Mercredi 11 avril : l’avant-garde des Vieux-Fourneaux
Ils sont plusieurs centaines à s’être faufilés en bottes et ciré dans le bocage pour éviter les barrages et rejoindre le pique-nique aux « Vieux-Fourneaux (2), camping des Cheveux blancs », comme la ZAD a baptisé ce lieu avec humour. Car les « plus de 60 ans » y sont en nombre. « La plupart ont d’étonnants parcours d’engagement ! » s’épate Jef, un habitant calé en histoire des luttes sociales.
D’autres renforts avaient rappliqué dare-dare aux premières détonations, jeunes militants rompus à la résistance de terrain, sacs de couchage sous le bras et disposés à s’installer plusieurs jours pour contrer l’opération militaire. On entend parler allemand, espagnol, anglais. D’impressionnantes barricades ont été érigées, empilement de carcasses de voitures, de pylônes de béton, de tôles, de troncs et de toutes sortes de matériaux. La ZAD est devenue un camp retranché. Le ministère de l’Intérieur, qui redoute une répétition du drame de Sivens (3), a donné des consigne de modération à ses troupes. Il n’empêche : les blessés se comptent par dizaines, et des deux côtés. Un jeune homme remonte vers la ligne de contact, figée du côté des Fosses-Noires, l’œil gauche protégé par une gaze et des lunettes noires. « Le médecin m’a dit de rester dans le noir, mais ça me déprime. » Des éclats de grenade lui ont mutilé la cornée, il ne sait pas encore si elle guérira.
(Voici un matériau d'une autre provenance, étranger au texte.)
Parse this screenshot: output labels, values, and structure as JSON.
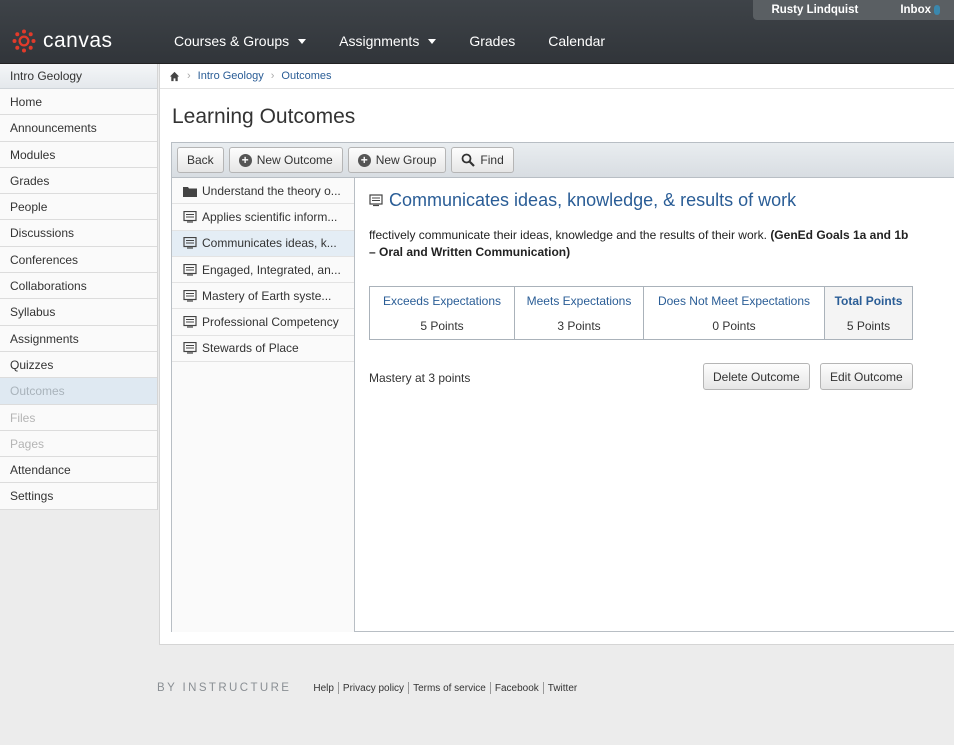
{
  "header": {
    "logo_text": "canvas",
    "user_name": "Rusty Lindquist",
    "inbox_label": "Inbox",
    "nav": [
      {
        "label": "Courses & Groups",
        "has_menu": true
      },
      {
        "label": "Assignments",
        "has_menu": true
      },
      {
        "label": "Grades",
        "has_menu": false
      },
      {
        "label": "Calendar",
        "has_menu": false
      }
    ]
  },
  "course_nav": {
    "title": "Intro Geology",
    "items": [
      {
        "label": "Home"
      },
      {
        "label": "Announcements"
      },
      {
        "label": "Modules"
      },
      {
        "label": "Grades"
      },
      {
        "label": "People"
      },
      {
        "label": "Discussions"
      },
      {
        "label": "Conferences"
      },
      {
        "label": "Collaborations"
      },
      {
        "label": "Syllabus"
      },
      {
        "label": "Assignments"
      },
      {
        "label": "Quizzes"
      },
      {
        "label": "Outcomes",
        "state": "active"
      },
      {
        "label": "Files",
        "state": "disabled"
      },
      {
        "label": "Pages",
        "state": "disabled"
      },
      {
        "label": "Attendance"
      },
      {
        "label": "Settings"
      }
    ]
  },
  "breadcrumb": {
    "course": "Intro Geology",
    "page": "Outcomes"
  },
  "page_title": "Learning Outcomes",
  "toolbar": {
    "back": "Back",
    "new_outcome": "New Outcome",
    "new_group": "New Group",
    "find": "Find"
  },
  "outcomes": [
    {
      "label": "Understand the theory o...",
      "type": "folder"
    },
    {
      "label": "Applies scientific inform...",
      "type": "outcome"
    },
    {
      "label": "Communicates ideas, k...",
      "type": "outcome",
      "selected": true
    },
    {
      "label": "Engaged, Integrated, an...",
      "type": "outcome"
    },
    {
      "label": "Mastery of Earth syste...",
      "type": "outcome"
    },
    {
      "label": "Professional Competency",
      "type": "outcome"
    },
    {
      "label": "Stewards of Place",
      "type": "outcome"
    }
  ],
  "detail": {
    "title": "Communicates ideas, knowledge, & results of work",
    "description": "ffectively communicate their ideas, knowledge and the results of their work. ",
    "description_bold": "(GenEd Goals 1a and 1b – Oral and Written Communication)",
    "rubric": [
      {
        "header": "Exceeds Expectations",
        "value": "5 Points"
      },
      {
        "header": "Meets Expectations",
        "value": "3 Points"
      },
      {
        "header": "Does Not Meet Expectations",
        "value": "0 Points"
      },
      {
        "header": "Total Points",
        "value": "5 Points"
      }
    ],
    "mastery": "Mastery at 3 points",
    "delete_label": "Delete Outcome",
    "edit_label": "Edit Outcome"
  },
  "footer": {
    "brand": "BY INSTRUCTURE",
    "links": [
      "Help",
      "Privacy policy",
      "Terms of service",
      "Facebook",
      "Twitter"
    ]
  },
  "colors": {
    "link": "#2a5d96",
    "logo_red": "#e13b2b",
    "header_bg": "#3a3e43"
  }
}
Une jeune femme portant un brassard de « médic » est très alarmée. « Les flics s’en sont même pris à des ambulances, pour contrôler l’identité des blessés évacués vers l’hôpital de Nantes ! »
Le pique-nique a été gazé lui aussi. Les explosions assourdissantes font monter le stress. « C’est dur ici, mais c’est un énorme succès, il a fallu plusieurs services de cantine pour nourrir tout le monde », témoigne Geneviève Coiffard, figure aux « cheveux blancs » de la résistance au projet d’aéroport.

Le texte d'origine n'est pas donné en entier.